Sterritt pulled up his horse. “There’s an officers’ call at the Castle. Now. Everyone.”
“What’s happening?”
Sterritt looked frantically round the deserted street as though someone might overhear the further disaster that had overtaken Simmerson’s Battalion. Sharpe had hardly seen Sterritt since the fight at the bridge. The man was patently frightened of Simmerson, of the men, of Sharpe, of everyone, and deliberately made himself insignificant so as to escape notice. He sketched in the events at the timber yard. Sharpe interrupted him. “I know about that. What’s happening at the castle?”

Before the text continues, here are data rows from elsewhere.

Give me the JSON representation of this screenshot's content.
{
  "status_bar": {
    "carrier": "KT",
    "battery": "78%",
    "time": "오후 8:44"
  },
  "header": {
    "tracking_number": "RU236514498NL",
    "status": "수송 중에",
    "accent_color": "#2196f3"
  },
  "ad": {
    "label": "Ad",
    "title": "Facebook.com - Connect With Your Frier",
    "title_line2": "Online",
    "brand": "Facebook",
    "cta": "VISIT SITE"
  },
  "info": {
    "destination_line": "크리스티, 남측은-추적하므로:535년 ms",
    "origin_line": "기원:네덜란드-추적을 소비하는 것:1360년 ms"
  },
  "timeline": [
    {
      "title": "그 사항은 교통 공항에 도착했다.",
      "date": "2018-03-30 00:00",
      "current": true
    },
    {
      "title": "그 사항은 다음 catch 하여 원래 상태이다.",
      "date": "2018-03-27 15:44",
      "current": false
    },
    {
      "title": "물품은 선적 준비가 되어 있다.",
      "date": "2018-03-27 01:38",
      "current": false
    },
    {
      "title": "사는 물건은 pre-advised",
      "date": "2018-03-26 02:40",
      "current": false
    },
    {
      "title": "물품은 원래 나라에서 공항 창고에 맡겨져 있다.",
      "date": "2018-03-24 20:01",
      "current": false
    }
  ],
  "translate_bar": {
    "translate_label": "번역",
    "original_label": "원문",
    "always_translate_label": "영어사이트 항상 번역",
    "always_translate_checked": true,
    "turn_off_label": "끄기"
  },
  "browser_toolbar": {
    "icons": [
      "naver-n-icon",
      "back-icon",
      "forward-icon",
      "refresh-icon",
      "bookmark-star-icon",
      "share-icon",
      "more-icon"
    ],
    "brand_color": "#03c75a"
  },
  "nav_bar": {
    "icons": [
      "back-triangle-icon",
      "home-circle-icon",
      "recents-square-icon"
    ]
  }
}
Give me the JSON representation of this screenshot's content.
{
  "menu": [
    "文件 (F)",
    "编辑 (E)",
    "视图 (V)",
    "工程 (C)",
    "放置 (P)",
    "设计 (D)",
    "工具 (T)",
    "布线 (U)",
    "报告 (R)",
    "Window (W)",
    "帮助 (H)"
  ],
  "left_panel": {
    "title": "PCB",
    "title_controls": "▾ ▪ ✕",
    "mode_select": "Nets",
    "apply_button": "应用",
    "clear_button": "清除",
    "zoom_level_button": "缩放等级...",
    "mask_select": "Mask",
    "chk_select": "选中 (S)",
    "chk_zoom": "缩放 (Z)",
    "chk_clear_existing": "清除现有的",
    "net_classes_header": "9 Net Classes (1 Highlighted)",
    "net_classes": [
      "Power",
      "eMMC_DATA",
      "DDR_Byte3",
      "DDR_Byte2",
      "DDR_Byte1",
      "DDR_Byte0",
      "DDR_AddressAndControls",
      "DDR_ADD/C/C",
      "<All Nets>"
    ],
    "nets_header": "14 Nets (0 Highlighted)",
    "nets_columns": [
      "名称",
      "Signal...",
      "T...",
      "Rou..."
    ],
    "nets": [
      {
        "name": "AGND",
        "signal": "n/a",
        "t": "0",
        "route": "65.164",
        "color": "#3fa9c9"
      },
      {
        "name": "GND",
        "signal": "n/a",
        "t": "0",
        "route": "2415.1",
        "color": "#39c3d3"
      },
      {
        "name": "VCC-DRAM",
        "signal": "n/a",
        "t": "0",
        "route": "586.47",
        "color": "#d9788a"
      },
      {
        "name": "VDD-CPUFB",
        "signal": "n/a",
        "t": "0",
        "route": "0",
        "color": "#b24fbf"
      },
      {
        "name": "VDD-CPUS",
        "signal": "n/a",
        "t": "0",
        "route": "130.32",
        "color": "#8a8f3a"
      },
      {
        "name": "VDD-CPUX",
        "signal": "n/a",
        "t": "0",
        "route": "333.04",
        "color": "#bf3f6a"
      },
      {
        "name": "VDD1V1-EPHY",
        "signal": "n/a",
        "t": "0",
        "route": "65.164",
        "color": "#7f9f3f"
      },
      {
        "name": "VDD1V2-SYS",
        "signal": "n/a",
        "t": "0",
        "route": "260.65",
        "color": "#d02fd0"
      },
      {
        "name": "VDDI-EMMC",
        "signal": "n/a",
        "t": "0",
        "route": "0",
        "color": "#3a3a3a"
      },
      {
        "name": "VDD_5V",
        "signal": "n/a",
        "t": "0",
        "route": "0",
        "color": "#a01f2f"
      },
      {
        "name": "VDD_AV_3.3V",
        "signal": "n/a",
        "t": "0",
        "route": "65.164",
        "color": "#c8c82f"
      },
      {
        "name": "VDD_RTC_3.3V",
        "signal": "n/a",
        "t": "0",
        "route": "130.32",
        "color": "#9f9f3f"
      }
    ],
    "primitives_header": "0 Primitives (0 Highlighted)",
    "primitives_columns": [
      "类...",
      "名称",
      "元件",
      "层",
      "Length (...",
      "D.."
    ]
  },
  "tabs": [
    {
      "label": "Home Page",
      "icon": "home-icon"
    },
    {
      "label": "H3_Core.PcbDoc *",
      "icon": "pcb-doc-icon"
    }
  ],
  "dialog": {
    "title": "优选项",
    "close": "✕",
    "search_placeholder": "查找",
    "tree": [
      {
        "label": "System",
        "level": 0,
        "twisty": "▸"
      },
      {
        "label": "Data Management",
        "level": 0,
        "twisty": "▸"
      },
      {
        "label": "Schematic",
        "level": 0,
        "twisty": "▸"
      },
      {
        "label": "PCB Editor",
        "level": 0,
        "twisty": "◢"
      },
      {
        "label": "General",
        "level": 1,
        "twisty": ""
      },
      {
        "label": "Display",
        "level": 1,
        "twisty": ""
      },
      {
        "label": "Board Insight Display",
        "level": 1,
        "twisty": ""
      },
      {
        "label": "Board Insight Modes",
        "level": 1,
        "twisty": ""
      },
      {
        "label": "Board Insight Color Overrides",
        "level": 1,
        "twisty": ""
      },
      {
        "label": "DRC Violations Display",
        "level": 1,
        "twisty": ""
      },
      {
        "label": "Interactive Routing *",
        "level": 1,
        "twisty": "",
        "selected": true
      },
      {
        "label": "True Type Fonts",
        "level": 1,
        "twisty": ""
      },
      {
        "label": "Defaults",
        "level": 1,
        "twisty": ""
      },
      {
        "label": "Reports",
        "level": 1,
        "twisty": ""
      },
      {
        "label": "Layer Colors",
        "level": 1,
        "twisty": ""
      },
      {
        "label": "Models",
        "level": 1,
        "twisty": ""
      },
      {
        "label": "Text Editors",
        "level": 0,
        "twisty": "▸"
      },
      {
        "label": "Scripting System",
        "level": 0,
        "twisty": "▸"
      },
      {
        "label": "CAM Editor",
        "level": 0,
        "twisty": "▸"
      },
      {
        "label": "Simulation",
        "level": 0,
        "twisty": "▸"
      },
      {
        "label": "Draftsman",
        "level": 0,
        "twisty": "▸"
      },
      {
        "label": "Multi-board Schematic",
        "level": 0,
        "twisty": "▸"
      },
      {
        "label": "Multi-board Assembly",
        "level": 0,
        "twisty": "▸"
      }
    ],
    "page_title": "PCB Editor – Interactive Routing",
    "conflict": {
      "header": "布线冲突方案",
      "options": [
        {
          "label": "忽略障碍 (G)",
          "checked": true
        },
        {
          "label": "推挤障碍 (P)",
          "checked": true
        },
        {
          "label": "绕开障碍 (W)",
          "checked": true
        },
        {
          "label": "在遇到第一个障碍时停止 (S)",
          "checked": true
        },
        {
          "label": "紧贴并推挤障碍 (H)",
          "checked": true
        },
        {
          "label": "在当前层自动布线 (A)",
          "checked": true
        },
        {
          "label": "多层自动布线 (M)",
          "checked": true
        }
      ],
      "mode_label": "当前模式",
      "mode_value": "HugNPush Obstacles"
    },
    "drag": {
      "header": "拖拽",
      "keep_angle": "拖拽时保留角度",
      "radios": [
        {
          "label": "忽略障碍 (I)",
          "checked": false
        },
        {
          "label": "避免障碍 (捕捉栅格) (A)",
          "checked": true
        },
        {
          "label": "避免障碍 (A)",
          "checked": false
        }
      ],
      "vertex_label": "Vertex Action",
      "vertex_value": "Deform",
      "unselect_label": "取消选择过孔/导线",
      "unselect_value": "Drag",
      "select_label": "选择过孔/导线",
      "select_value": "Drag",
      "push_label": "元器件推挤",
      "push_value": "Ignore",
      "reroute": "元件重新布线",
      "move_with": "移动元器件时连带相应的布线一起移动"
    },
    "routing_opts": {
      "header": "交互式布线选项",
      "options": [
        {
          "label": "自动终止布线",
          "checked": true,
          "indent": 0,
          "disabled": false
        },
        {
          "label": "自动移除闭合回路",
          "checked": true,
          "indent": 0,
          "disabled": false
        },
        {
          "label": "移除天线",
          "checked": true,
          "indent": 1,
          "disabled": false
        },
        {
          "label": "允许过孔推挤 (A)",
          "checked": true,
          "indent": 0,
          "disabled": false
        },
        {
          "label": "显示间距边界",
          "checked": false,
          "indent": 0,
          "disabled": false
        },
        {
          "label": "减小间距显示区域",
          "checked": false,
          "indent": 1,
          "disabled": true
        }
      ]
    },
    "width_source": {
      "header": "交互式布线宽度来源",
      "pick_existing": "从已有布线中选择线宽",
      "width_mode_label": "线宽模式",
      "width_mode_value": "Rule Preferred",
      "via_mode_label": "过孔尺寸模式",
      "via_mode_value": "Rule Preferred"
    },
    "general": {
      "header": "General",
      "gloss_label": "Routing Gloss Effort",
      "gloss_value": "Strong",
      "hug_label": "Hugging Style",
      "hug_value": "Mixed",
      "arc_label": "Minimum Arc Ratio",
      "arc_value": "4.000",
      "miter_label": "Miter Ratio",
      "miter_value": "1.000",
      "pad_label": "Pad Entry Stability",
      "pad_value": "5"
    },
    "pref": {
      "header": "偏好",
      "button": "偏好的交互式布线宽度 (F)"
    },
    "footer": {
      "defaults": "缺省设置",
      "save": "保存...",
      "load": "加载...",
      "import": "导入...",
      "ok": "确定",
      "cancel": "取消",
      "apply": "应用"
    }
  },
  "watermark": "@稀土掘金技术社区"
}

“The Colonel’s asked to see General Hill.”
There was still time. He looked up at the frightened Captain. “Listen. You haven’t seen me. Understand, Sterritt? You have not seen me.”
“But… “
“No buts. Do you want to see those sixty men shot?”
Sterritt’s mouth dropped open. He looked round the street again and back to Sharpe. “The Colonel’s orders are that no-one is to go near the timber yard.”
“You haven’t seen me so how could I have heard the order?”
“Oh.” Sterritt did not know how to react. He watched Sharpe go on down the street and wished again that he had been born four years earlier; then he would have been the eldest and would now be a gentleman farmer. As it was he felt like a rag doll swept away in a flood. He turned sadly away towards the casde and wondered what would become of it all.
In front of the timber yard was a huge open space like an English village green, except that the grass here was bleached yellow and grew thinly on the shallow soil. The space was used for a weekly market but today it was a football ground for soldiers from a dozen Battalions. Sharpe could see troops from the 48th, the 29th, and a company of Royal American Rifles whose green jackets reminded him of happier days. The men cheered and jeered the players; soon, thought Sharpe, they would have a more interesting spectacle to watch.